ST. JOHNSBURY -- Four years ago Beth Choiniere, assistant headmaster for campus life at St. Johnsbury Academy, created a Student Leadership Academy to teach students entering leadership positions the skills they needed to create highly functioning organizations. Student leaders participated in a series of workshops and conversations designed to develop core covenants and understand the underlying principles of highly successful teams.
According to Choiniere, "We wanted returning and incoming students to experience to what it was like to be on a great team. So we applied those principles to our campus life program."
The program has been refined annually since that first year to make sure it continues to meet the needs of a rapidly changing world while keeping its roots in the Academy's values and traditions.
This year the Academy's campus life team chose to take a different approach and focused on creating "servant leaders." According to Charlotte Morse and Sarah O'Reilly, members of the Class of 2013 and president and vice president of the Academy's National Honor Society, a servant leaders is "someone who works to serve others, is a good listener, and is committed to helping new students feel comfortable. A servant leader doesn't have a personal leadership agenda. She is about helping others."
Choiniere notes, "The idea of servant leadership is in line with a long standing tradition at the Academy of students finding ways to leave this place better than they found it, and these leaders take pride in how the opening for the school year sets the tone for what is to come."

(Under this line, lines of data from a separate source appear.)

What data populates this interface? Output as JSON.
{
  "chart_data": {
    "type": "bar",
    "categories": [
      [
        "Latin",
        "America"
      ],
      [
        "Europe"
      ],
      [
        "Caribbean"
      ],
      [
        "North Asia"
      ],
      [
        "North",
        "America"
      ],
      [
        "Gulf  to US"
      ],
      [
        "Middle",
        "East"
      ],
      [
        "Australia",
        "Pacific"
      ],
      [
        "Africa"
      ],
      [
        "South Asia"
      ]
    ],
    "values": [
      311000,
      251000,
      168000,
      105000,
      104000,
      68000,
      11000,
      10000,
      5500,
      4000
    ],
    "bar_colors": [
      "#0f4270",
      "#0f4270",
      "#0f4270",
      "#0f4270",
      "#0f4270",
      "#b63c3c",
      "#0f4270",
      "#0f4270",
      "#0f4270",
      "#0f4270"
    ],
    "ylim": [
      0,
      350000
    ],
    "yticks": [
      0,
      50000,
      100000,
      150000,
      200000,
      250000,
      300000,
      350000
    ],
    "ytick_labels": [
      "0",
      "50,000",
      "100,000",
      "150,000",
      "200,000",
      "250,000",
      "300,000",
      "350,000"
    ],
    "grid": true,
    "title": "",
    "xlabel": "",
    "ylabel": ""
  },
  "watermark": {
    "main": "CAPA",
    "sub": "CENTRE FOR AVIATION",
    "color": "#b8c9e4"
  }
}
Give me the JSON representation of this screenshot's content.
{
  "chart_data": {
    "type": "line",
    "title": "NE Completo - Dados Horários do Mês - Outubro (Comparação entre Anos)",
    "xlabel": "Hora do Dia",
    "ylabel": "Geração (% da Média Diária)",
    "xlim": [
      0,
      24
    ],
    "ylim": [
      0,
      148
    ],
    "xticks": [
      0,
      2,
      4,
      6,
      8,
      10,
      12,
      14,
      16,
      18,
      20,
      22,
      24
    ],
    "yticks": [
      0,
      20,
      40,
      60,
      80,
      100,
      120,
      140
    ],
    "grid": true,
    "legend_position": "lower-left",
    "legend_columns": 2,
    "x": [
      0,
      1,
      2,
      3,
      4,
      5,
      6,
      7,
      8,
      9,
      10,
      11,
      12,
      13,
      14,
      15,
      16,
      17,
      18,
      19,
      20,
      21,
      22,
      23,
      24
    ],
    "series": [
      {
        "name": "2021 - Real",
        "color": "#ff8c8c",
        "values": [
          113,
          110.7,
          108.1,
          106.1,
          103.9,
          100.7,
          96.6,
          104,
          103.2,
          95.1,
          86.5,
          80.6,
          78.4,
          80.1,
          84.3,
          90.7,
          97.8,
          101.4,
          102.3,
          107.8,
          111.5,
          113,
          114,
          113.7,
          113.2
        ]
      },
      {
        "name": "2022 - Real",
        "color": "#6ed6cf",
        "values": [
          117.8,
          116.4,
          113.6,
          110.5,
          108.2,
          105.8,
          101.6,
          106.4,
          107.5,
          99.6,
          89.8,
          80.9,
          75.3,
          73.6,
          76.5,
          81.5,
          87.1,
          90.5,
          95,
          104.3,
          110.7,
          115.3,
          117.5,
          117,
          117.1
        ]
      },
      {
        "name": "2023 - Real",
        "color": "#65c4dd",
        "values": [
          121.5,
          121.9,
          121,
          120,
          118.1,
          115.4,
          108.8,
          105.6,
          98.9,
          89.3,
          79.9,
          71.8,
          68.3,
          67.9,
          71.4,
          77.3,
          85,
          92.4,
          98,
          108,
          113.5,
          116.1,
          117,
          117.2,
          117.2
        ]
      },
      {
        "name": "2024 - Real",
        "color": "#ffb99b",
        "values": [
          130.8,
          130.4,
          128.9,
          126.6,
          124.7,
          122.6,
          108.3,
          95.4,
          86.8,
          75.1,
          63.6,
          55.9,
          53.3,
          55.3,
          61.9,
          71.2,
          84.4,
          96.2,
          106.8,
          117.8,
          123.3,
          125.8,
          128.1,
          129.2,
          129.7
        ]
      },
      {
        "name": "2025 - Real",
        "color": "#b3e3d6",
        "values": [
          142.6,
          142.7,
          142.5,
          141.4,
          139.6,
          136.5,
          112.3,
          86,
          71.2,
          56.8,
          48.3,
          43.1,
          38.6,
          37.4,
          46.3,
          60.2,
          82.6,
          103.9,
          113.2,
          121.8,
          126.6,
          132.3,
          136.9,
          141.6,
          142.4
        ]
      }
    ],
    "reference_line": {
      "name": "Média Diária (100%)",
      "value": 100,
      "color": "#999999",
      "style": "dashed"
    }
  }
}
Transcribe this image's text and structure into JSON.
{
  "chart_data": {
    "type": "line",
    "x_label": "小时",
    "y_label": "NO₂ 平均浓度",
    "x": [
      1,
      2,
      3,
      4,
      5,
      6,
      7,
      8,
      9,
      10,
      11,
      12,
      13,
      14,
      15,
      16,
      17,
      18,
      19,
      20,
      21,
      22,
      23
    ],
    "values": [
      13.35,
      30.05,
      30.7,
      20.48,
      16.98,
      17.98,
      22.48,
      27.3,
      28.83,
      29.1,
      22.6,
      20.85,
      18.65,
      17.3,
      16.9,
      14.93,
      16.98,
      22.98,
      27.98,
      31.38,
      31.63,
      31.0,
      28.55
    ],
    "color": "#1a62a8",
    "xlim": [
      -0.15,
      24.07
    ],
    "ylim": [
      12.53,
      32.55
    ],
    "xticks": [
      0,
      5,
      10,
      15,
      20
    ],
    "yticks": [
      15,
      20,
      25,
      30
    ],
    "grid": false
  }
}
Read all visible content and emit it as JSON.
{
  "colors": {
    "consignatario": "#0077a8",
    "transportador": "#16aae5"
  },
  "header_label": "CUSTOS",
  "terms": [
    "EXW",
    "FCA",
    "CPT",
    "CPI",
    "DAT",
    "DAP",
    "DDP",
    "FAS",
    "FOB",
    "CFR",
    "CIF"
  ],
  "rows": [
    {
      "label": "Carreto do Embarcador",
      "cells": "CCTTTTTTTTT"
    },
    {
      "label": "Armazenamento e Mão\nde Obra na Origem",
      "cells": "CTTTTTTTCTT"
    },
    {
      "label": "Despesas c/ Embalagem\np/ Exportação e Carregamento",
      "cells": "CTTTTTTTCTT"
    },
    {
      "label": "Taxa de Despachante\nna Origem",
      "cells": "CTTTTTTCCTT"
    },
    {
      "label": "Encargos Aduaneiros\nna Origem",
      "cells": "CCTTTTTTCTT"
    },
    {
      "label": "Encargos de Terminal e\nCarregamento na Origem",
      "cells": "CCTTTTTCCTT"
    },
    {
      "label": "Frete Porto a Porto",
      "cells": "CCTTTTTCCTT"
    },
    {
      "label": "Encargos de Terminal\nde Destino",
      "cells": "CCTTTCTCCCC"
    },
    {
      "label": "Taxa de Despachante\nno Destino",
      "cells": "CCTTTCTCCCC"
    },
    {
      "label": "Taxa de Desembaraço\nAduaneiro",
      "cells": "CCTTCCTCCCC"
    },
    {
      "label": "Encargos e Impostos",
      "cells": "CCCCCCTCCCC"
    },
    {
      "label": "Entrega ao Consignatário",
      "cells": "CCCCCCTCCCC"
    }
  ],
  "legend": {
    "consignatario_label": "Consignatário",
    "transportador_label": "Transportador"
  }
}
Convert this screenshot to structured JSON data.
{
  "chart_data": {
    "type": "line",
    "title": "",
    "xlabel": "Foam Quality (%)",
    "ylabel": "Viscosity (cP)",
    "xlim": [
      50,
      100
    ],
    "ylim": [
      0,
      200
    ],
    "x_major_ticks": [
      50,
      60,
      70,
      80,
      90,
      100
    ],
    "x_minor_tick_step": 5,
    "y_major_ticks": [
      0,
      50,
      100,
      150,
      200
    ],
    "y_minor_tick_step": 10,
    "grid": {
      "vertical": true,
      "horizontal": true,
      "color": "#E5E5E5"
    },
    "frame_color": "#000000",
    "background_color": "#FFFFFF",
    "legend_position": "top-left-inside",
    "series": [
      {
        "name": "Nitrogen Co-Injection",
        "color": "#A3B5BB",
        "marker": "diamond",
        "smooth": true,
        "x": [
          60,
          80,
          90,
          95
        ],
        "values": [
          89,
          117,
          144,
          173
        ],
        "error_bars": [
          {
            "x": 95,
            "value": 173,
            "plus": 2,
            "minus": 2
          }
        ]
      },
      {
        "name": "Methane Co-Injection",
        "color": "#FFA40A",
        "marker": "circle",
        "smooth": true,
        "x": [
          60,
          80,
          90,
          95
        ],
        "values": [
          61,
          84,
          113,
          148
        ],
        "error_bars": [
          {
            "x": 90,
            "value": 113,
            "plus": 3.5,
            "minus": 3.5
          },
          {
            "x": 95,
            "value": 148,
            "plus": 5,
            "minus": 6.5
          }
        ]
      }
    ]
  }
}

To help ensure the program's success, Choiniere enlisted the services of David Kelly to be the keynote presenter for the program. A leading authority on student leadership and community service on college campuses, Kelly encouraged the students to develop their leadership by focusing on goal setting, communication, and commitment. He also asked the students to recognize that leadership comes in many forms, and suggested they take particular interest in developing the "quiet leaders," reminding them to inspire the students to "take risks when the stakes are not so high."